The decision to discontinue foreign funding has had different effects on the NGOs in question, the paper points out.
“Things have become considerably worse,” said Grigory Melkonyants, one of the leaders of the Golos election monitoring organization. “We are raising funds through our website. So far, there are no other opportunities open to us.”
“All that we are currently busy with is dealing with the courts,” said Maxim Kopytov, head of the social projection center Vozrozhdenie.
While it is not difficult to prove that an organization does not receive funding from abroad, writes Moskovsky Komsomolets, meeting the other requirement is not that straightforward. The paper predicts high-profile court hearings aimed, largely, at provoking yet another discussion of the notion of “political activity,” which is still not clearly defined in the law.
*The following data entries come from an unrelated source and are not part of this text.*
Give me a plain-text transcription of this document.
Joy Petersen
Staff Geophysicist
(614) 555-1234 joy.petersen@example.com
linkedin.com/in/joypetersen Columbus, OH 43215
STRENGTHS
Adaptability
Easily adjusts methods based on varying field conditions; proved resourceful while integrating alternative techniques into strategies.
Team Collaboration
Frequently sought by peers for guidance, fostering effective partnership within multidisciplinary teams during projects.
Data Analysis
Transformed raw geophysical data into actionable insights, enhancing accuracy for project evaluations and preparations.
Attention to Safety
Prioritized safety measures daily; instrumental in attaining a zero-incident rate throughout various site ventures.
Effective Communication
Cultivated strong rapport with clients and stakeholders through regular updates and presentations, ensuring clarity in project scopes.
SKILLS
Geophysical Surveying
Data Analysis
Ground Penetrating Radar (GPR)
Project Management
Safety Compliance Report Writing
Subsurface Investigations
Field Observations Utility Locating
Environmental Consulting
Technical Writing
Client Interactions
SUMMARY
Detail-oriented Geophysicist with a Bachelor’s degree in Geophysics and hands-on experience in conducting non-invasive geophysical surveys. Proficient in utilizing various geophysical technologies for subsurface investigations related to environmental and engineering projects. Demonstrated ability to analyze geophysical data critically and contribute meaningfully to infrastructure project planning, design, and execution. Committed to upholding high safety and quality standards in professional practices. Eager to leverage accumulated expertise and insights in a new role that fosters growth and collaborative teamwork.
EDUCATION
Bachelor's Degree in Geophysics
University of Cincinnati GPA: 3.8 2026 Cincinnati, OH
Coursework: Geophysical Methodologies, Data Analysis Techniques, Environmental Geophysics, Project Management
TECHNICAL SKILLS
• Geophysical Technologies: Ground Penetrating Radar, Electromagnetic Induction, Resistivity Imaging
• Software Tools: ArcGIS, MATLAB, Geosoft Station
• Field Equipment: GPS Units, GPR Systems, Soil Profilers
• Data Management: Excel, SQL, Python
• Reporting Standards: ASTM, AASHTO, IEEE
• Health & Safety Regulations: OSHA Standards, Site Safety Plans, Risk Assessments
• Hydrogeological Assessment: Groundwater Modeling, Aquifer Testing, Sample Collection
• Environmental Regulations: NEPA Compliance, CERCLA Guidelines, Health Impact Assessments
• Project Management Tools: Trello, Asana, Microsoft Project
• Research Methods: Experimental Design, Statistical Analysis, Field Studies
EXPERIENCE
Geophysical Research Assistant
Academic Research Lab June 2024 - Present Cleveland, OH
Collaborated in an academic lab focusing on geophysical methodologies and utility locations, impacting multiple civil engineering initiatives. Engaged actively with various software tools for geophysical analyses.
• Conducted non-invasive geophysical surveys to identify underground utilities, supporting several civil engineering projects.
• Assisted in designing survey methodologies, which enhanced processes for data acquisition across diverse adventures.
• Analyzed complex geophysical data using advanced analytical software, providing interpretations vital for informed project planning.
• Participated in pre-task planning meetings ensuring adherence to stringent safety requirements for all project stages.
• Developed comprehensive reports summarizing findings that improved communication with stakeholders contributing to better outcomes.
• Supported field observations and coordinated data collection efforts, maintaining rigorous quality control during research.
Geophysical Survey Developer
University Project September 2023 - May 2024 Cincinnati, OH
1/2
Media companies with foreign ownership are in no hurry to restructure their business following the recently adopted amendments to the law on the media, the RBK business daily reports. The first to act have so far been only the YuTV holding company, a Walt Disney partner, and the publisher Hearst Shkulev Media.
From January 2016, Russian media outlets cannot be more than 20 percent owned by foreigners. Thus, foreign investors have two options: Either quit the Russian market or restructure their business in line with the new requirements.
The owners of YuTV are hidden offshore, RBK says, so they will have to be reregistered under Russian jurisdiction. Therefore, an inevitable restructuring of the Disney channel will be accompanied by bringing the whole of YuTV from offshore zones, a source acquainted with the holding company’s owners told the paper.
For the past two years, YuTV owners have been trying to sell their business, so far unsuccessfully. Now, they are ready to act as buyers themselves in order to later, possibly, sell to third parties an already bigger company. In early July, the CTC Media holding company announced that it had received an offer from YuTV to sell 75 percent of its operating assets for $200 million.
The Hearst Shkulev Media group, owned 50-50 by Viktor Shkulev and the U.S.-based Hearst Corp., is also considering restructuring. It does not rule out that the group’s publications will simply be reregistered under a new company. Shkulev has already confirmed that he has become co-founder and managing director of two new companies.